We found no significant difference between the groups in terms of mortality. The mortality rate in both groups was high. However, we did confirm that the overall rate of complications and reoperations over a longer time period was significantly higher in the internal fixation group. Our other secondary end points, such as gait velocity and activities of daily living, at least during the first year of the study, favored the total hip replacement group. Most importantly, patients who were managed with total hip replacement had less pain in the involved hip over the long term.
Dislocation was the most common complication in the total hip replacement group. When the study was initiated, the posterior surgical approach was used routinely at our institution.
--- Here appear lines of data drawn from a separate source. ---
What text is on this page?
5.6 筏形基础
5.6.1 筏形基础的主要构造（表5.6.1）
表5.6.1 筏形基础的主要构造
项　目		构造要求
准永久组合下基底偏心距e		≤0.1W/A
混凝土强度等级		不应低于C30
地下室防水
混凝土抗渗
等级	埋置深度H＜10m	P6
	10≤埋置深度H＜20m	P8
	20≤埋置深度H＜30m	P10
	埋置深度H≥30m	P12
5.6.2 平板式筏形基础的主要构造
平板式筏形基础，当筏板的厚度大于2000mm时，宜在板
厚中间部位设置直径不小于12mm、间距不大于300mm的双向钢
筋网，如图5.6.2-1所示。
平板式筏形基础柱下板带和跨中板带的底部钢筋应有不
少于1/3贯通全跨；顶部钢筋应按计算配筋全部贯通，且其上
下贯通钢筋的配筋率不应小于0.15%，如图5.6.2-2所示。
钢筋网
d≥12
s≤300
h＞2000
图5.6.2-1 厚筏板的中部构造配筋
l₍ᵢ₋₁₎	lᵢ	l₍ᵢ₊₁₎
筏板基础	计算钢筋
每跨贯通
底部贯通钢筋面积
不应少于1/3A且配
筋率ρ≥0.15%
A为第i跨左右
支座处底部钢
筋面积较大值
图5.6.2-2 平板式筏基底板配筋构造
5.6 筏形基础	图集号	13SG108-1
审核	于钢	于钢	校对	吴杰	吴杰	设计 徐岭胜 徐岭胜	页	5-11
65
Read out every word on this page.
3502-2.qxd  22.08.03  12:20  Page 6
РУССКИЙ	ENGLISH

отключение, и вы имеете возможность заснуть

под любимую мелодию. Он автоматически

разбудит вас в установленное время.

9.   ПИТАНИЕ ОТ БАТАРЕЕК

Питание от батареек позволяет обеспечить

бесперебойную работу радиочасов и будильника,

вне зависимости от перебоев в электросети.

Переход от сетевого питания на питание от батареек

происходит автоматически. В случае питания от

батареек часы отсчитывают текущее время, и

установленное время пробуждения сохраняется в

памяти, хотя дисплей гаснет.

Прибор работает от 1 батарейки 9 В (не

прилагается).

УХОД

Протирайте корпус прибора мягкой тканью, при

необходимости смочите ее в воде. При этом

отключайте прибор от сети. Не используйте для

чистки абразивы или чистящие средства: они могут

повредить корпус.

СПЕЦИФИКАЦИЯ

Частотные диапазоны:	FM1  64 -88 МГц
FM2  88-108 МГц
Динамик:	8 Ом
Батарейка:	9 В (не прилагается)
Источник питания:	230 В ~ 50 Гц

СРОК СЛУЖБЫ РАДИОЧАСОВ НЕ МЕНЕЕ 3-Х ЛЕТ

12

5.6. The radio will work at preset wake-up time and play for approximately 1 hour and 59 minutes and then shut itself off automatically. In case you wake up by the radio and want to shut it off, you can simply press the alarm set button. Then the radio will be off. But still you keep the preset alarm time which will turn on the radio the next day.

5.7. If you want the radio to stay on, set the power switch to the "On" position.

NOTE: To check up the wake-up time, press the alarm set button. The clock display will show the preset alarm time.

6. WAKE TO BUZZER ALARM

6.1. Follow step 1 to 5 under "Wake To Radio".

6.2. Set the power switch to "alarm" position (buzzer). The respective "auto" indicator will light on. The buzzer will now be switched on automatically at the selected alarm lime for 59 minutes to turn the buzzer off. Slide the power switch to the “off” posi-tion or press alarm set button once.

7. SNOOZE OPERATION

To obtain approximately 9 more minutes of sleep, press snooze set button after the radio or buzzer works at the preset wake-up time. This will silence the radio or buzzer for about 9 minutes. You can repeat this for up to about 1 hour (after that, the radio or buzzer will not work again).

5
In other trials on femoral neck fractures and arthroplasties in which the posterolateral approach has been used, the dislocation rate has been similar to ours6,28. Since the early 1990s, there have been multiple improvements that can reduce the dislocation rate for this group of patients, such as different surgical approaches28, capsular repair, and bigger femoral head sizes.
In the present study, the incidence of aseptic loosening of the prosthesis or periprosthetic fracture after primary total hip replacement was no greater than the rates in previously reported long-term studies of patients with degenerative joint disease29,30.
In conclusion, we recommend total hip replacement for healthy, elderly patients with a displaced femoral neck fracture. This procedure will provide better hip function and will lead to fewer reoperations compared with internal fixation in the long term.